During its warm season, Bermuda receives air masses only from farther out in the ocean, whereas its cool season brings an influx of air masses directly from North America in addition to marine ones. Using weather modeling, the team could be sure where each air mass came from.

To gather rainwater, the team used a precipitation collector—basically a glorified bucket equipped with a sensor that opened its lid to collect new samples whenever it began to drizzle. Low-lying aerosol particles that hang from the air regardless of rain were pumped through filters. The samples were later analyzed for nitrate, ammonium, and organic nitrogen in what chemical oceanographer Angela Knapp of Florida State University in Tallahassee, who was not involved in the study, called “one of the most rigorous analytical studies of atmospheric deposition that’s been done.” The researchers scaled up their results to represent the world as a whole so they could compare their findings with previous models.
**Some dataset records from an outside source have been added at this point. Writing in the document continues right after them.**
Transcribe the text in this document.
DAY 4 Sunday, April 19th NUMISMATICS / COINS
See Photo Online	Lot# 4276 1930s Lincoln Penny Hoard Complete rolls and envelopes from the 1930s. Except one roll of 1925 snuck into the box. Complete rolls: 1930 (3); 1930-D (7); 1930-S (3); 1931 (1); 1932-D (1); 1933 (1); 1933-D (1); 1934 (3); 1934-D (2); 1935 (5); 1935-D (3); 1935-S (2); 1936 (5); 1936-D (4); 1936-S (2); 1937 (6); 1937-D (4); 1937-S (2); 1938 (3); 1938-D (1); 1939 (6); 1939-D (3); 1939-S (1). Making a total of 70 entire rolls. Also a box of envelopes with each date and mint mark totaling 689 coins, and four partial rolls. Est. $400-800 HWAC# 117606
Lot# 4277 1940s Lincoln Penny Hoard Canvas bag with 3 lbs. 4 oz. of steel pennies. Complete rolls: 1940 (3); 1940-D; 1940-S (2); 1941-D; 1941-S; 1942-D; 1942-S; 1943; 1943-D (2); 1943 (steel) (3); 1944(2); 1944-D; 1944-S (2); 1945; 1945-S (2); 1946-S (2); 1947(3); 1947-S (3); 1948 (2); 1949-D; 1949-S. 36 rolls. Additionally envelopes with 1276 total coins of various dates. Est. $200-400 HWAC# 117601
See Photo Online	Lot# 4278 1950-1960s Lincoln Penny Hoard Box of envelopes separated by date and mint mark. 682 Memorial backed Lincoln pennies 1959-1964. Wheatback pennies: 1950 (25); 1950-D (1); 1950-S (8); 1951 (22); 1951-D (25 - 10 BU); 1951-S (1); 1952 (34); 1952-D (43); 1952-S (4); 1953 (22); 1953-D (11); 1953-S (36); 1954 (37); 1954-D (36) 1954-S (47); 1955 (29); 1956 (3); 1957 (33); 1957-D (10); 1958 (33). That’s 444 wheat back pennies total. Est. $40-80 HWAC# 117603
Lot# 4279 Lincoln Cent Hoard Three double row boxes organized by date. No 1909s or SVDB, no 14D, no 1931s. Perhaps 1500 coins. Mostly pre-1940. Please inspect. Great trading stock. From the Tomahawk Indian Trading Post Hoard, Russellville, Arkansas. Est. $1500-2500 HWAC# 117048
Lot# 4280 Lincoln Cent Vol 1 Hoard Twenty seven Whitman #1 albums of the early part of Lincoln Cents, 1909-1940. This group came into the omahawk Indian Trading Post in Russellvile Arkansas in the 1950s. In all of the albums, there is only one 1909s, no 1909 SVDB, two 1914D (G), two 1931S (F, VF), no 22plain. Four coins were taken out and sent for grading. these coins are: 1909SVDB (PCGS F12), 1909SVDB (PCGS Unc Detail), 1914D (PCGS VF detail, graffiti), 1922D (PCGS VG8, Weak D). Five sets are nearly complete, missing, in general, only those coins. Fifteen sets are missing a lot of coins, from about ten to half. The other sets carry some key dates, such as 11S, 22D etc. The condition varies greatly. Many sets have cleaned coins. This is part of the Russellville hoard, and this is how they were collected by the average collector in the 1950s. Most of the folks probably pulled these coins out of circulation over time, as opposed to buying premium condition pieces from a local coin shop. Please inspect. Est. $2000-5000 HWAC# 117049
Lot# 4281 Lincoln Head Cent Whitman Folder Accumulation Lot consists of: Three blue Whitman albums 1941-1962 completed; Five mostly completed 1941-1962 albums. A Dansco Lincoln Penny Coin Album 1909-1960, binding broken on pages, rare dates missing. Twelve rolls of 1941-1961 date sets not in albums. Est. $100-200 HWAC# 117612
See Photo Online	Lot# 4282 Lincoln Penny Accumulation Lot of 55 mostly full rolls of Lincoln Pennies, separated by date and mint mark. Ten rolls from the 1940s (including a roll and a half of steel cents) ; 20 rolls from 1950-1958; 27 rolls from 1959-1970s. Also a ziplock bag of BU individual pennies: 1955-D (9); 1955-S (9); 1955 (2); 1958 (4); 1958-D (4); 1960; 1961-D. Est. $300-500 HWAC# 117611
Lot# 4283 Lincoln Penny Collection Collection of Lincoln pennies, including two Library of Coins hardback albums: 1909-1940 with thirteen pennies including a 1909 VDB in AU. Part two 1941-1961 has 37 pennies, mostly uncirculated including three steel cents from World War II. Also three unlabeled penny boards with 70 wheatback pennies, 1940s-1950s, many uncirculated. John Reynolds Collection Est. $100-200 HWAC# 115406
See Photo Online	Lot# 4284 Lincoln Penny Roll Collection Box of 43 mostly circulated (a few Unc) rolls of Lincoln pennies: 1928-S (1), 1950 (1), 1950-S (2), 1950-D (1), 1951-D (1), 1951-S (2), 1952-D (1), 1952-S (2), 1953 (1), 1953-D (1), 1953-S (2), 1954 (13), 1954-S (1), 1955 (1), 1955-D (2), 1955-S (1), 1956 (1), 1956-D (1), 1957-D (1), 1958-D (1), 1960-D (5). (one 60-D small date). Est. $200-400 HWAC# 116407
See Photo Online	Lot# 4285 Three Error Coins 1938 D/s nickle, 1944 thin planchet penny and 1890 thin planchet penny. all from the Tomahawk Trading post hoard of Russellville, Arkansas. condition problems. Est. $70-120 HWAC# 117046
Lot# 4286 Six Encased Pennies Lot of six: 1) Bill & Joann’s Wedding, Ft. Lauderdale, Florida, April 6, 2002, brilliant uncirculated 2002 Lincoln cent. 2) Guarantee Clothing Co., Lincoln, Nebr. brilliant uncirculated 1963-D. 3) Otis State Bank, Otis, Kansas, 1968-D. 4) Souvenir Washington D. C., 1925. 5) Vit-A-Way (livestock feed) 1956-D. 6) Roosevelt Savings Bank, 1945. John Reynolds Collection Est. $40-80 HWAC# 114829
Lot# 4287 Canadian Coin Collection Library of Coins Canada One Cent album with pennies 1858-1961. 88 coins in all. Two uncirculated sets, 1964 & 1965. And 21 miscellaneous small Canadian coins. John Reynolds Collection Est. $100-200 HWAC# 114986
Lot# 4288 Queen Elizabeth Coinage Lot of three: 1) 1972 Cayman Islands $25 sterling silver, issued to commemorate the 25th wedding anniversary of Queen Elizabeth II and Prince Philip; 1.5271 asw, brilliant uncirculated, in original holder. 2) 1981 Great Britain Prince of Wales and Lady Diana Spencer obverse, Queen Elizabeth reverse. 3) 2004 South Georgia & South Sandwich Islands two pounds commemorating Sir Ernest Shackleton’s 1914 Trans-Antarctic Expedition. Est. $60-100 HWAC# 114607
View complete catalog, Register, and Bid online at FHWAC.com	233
Revisiting the Nitrogen Cycle

Human activities produce nitrogen mainly as ammonia, nitrogen oxides, and organic nitrogen-containing compounds.  In the atmosphere, chemical reactions convert ammonia to ammonium and nitrogen oxides to nitrate.  A lack of data about the fates of nitrogen compounds motivated the research, Hastings said, particularly with regard to ammonium and organic nitrogen deposition.

“We would have thought we would’ve seen significant agriculture or industrial activity influence, but the ammonium seems to all be coming from the ocean itself.”

She and her colleagues found that approximately 60% of nitrate in their samples hails from human sources. The ammonium came entirely from evaporated seawater, although the researchers were able to use only precipitation, not aerosol, data for that compound. Although the nitrate data aligned with results Hastings had seen before, the ammonium data were unprecedented. “We would have thought we would’ve seen significant agriculture or industrial activity influence, but the ammonium seems to all be coming from the ocean itself,” she says. “That was a particularly big surprise.” The results of their analyses for these nitrogen sources were published in the Journal of Geophysical Research: Atmospheres in 2013 and Global Biogeochemical Cycles in 2014, respectively.

In a third study using the same samples, which was published on 6 January in the Proceedings of the National Academy of Sciences of the United States of America, the team found that only about 17% of the organic nitrogen originated from anthropogenic activities.  Hastings said she would have expected a significant portion of it to be generated by humans, as with nitrate. “This is the most organic nitrogen data that really anyone has ever had for this type of data set over the ocean,” she said.

In this final study, the team also pooled the data for all three nitrogen sources extracted from the precipitation and aerosol samples. They found that only about 27% of the total nitrogen deposition was anthropogenic in origin. Although Knapp considers the results somewhat surprising, she suspects that the discrepancy between the team’s results and past findings could be due to a paucity of research.

“This is a data-limited field and there just aren’t a lot of atmospheric deposition measurements,” said Knapp. “I don’t think it’s overturning a paradigm. I think it’s more that this is a new piece in the puzzle.”

—Shannon Kelleher, Writer Intern

Citation: Kelleher, S. (2016), Human activities account for less than a third of ocean nitrogen, Eos, 97, doi:10.1029/2016EO043963. Published on 20 January 2016.